A cloud-based database server can grow or shrink its compute and memory resources instantly, as needed. A customer could, for example, go from 8 cores of database computing to 16 cores to scale up for end-of-quarter processing, then back down to the less expensive 8 cores. One could even shut down all the compute resources over the weekend to reduce costs, and then start them up again on Monday morning.

Database patching

Many data break-ins happen through system vulnerabilities for which there was a security or vulnerability patch already available, but not yet applied. An autonomous database cloud will apply patches by rolling these patches against the servers in that cloud in a sequence designed to eliminate downtime for the business.

Machine learning

An autonomous database integrates monitoring, management, and analytics capabilities that leverage machine learning and artificial intelligence techniques. The goal is to automate database tuning, prevent application outages, and harden security across the entire database application.

Techniques used by the autonomous database’s machine learning and artificial intelligence algorithms should include query optimisation, automatic memory management, and automatic storage management to provide a completely self-tuning database.

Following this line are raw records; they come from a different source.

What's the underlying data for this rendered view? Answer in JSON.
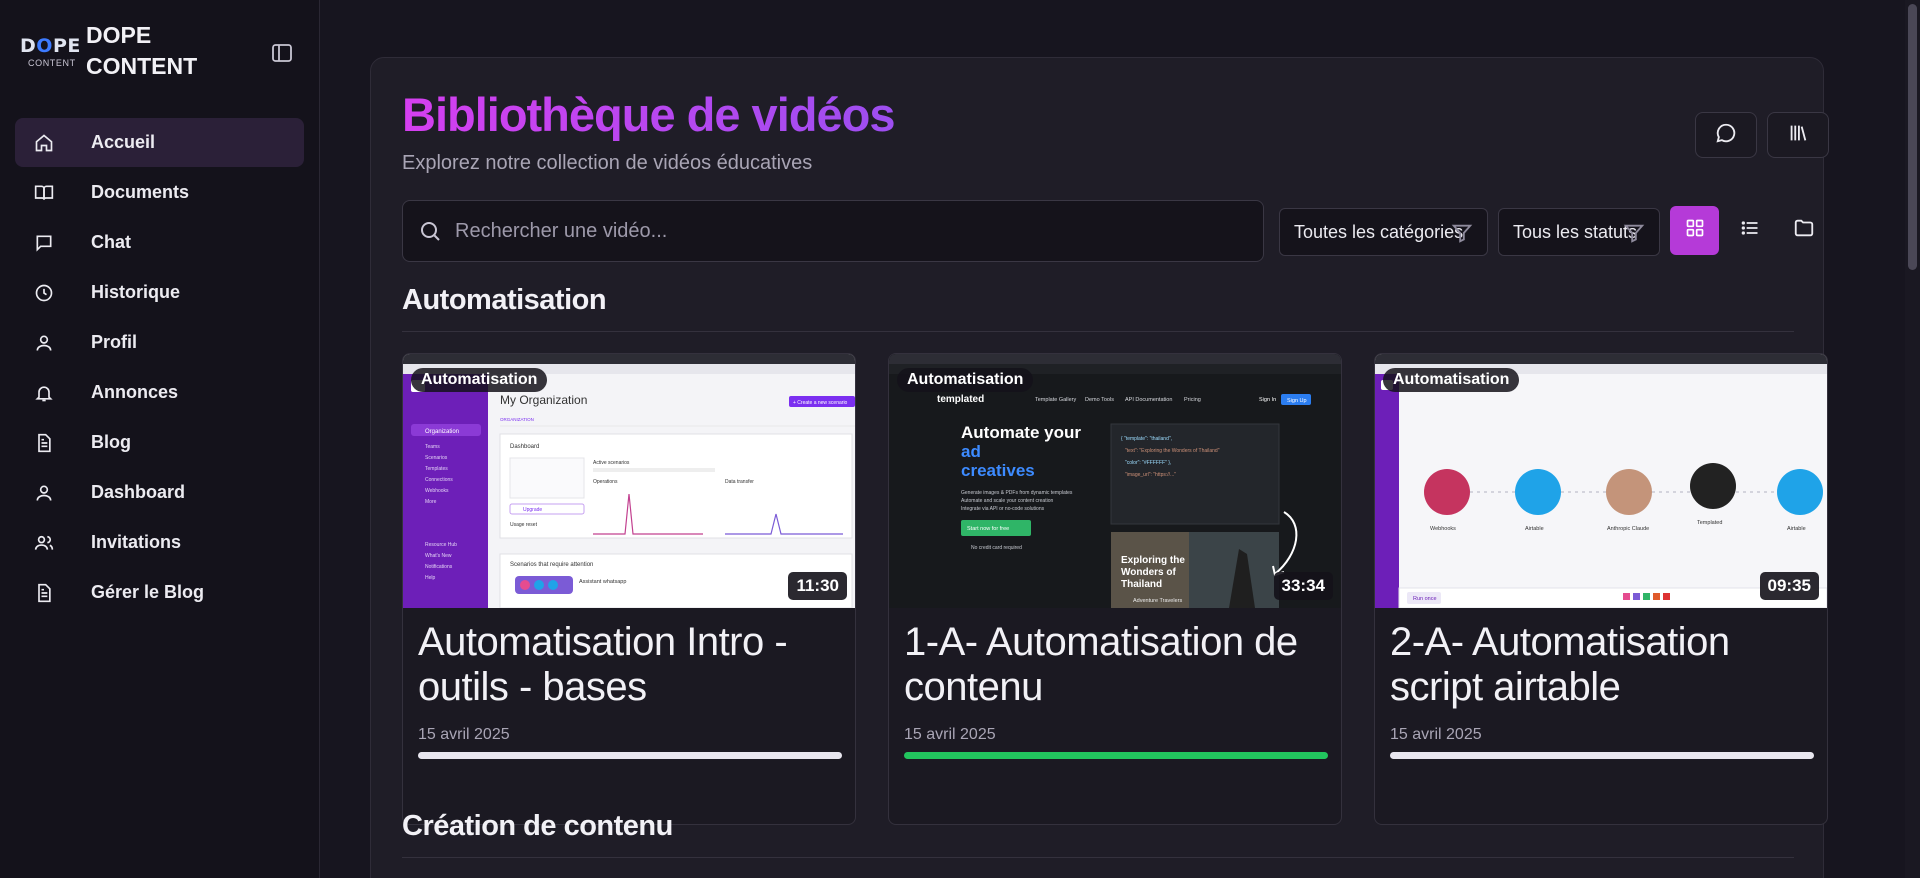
{
  "brand": {
    "logo_top": "DOPE",
    "logo_bottom": "CONTENT",
    "name_line1": "DOPE",
    "name_line2": "CONTENT"
  },
  "sidebar": {
    "items": [
      {
        "label": "Accueil",
        "icon": "home-icon",
        "active": true
      },
      {
        "label": "Documents",
        "icon": "book-open-icon"
      },
      {
        "label": "Chat",
        "icon": "chat-bubble-icon"
      },
      {
        "label": "Historique",
        "icon": "clock-icon"
      },
      {
        "label": "Profil",
        "icon": "user-icon"
      },
      {
        "label": "Annonces",
        "icon": "bell-icon"
      },
      {
        "label": "Blog",
        "icon": "document-icon"
      },
      {
        "label": "Dashboard",
        "icon": "user-icon"
      },
      {
        "label": "Invitations",
        "icon": "users-icon"
      },
      {
        "label": "Gérer le Blog",
        "icon": "document-icon"
      }
    ]
  },
  "header": {
    "title": "Bibliothèque de vidéos",
    "subtitle": "Explorez notre collection de vidéos éducatives"
  },
  "search": {
    "placeholder": "Rechercher une vidéo..."
  },
  "filters": {
    "category": "Toutes les catégories",
    "status": "Tous les statuts"
  },
  "sections": [
    {
      "title": "Automatisation",
      "videos": [
        {
          "category": "Automatisation",
          "title": "Automatisation Intro - outils - bases",
          "date": "15 avril 2025",
          "duration": "11:30",
          "progress": 0
        },
        {
          "category": "Automatisation",
          "title": "1-A- Automatisation de contenu",
          "date": "15 avril 2025",
          "duration": "33:34",
          "progress": 1
        },
        {
          "category": "Automatisation",
          "title": "2-A- Automatisation script airtable",
          "date": "15 avril 2025",
          "duration": "09:35",
          "progress": 0
        }
      ]
    },
    {
      "title": "Création de contenu"
    }
  ],
  "thumbnails": {
    "t1": {
      "header": "My Organization",
      "tab": "ORGANIZATION",
      "side_items": [
        "Organization",
        "Teams",
        "Scenarios",
        "Templates",
        "Connections",
        "Webhooks",
        "More",
        "Resource Hub",
        "What's New",
        "Notifications",
        "Help"
      ],
      "panel1": "Dashboard",
      "label_active": "Active scenarios",
      "label_ops": "Operations",
      "label_data": "Data transfer",
      "upgrade": "Upgrade",
      "usage": "Usage reset",
      "attention": "Scenarios that require attention",
      "assistant": "Assistant whatsapp",
      "create_btn": "+ Create a new scenario"
    },
    "t2": {
      "brand": "templated",
      "nav": [
        "Template Gallery",
        "Demo Tools",
        "API Documentation",
        "Pricing"
      ],
      "signin": "Sign In",
      "signup": "Sign Up",
      "hero1": "Automate your",
      "hero2": "ad",
      "hero3": "creatives",
      "bullets": [
        "Generate images & PDFs from dynamic templates",
        "Automate and scale your content creation",
        "Integrate via API or no-code solutions"
      ],
      "cta": "Start now for free",
      "nocard": "No credit card required",
      "card_title": "Exploring the Wonders of Thailand",
      "card_author": "Adventure Travelers"
    },
    "t3": {
      "nodes": [
        "Webhooks",
        "Airtable",
        "Anthropic Claude",
        "Templated",
        "Airtable"
      ],
      "run": "Run once"
    }
  },
  "colors": {
    "accent": "#b53ad8",
    "title_gradient_start": "#d53ff0",
    "title_gradient_end": "#9d4ef0",
    "progress_complete": "#22c55e",
    "active_nav": "#2b2038"
  }
}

Machine learning algorithms can help companies improve database security by analysing reams of logged data and flagging outliers and anomalous patterns before intruders can do damage. Machine learning can also automatically and continuously patch, tune, back up, and upgrade the system without manual intervention, all while the system is running. This minimizes the possibility that either human error or malicious behavior will affect database operations or security.

Autonomous data warehouse in the cloud

Autonomous database technology requires that enterprise databases be stored in the cloud, using a cloud service. Being autonomous in the cloud allows the organisation to leverage cloud resources to more effectively deploy databases, manage database workloads, and secure the database. A database cloud service makes database capabilities available online, when and where those capabilities are needed.

• Cloud database service advantages over legacy databases located in a customers’ data center include:
• Databases and data warehouses can be created in the cloud in mere minutes, instead of days or weeks.
• Cloud databases can be set up to be autonomous and accessed via APIs.
• Cloud databases can add compute and storage resources without downtime.
• Security in a cloud database locks out internal and external bad actors through multi-layered controls.
• Cloud database access is monitored and recorded for audit at all times.

Key takeaways

• 72% IT budgets spent maintaining existing information systems, leaving 28% for innovation.
• Need exists to reduce effort needed to maintain databases while reducing downtime.
• Current workloads can lead to errors and those errors can be catastrophic for uptime.
• Errors seen in news, are almost always caused by human error.
• Autonomous Database brings together decades of automating database infrastructure.
• Autonomous Database is self-driving, self-securing, and self-repairing.